3.3.1 Teoria da culpa do serviço

A teoria em referência visava substituir a ideia da culpa do funcionário pela noção de culpa do serviço (também tida por culpa anônima), assim entendida, segundo a clássica lição de Paul Duez, como aquela existente quando “1º le service a mal fonctionné (culpa in

commitendo); 2º le service n’a pas fonctionné (culpa in omittendo); 3º le service a fonctionné tardivement79”. Para o francês, essa divisão corresponde, essencialmente, à evolução cronológica da jurisprudência do Conselho de Estado, sendo que, no primeiro título, se incluem os casos de comportamentos e atividades da Administração suscetíveis de causar danos, que são os de mais evidente identificação, contemplados nos arestos iniciais.

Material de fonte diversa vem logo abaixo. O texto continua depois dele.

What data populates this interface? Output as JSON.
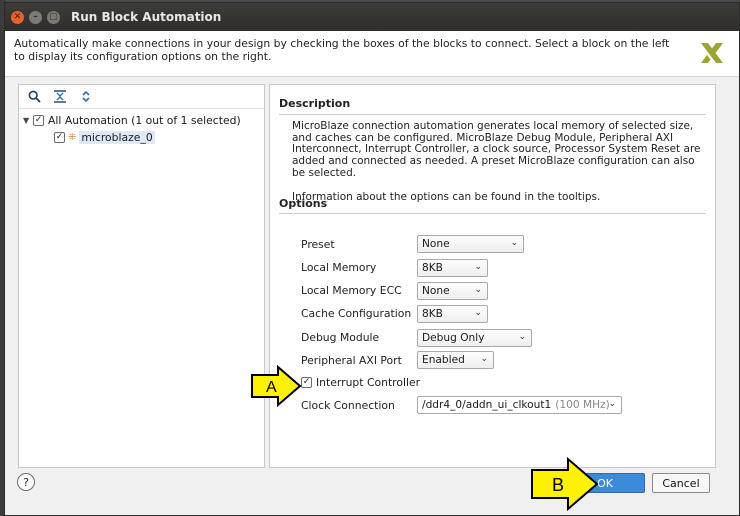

Com relação ao não funcionamento do serviço, trata-se de situação na qual o Estado, posto que obrigado a agir, não o faz. Comete assim uma falta, caso em que deve reparar as consequências de sua inação. O exercício de uma competência administrativa não é um privilégio, mas um dever para o agente que tem obrigação funcional de ser vigilante.

Valendo tal assertiva não só para os casos de competência vinculada, esta foi uma alternativa encontrada pelo Conselho de Estado para controlar o poder discricionário da Administração: apesar de não poder obrigá-la a agir, por não haver, estritamente, ilegalidade, poderia declará-la responsável pelas consequências na omissão80.

Por fim, adveio a responsabilidade pela lentidão do serviço, modalidade mais recente de culpa administrativa. A Administração tem por dever funcional ser diligente, e a falta de certo grau de diligência administrativa deve ser sancionada pela responsabilidade.81.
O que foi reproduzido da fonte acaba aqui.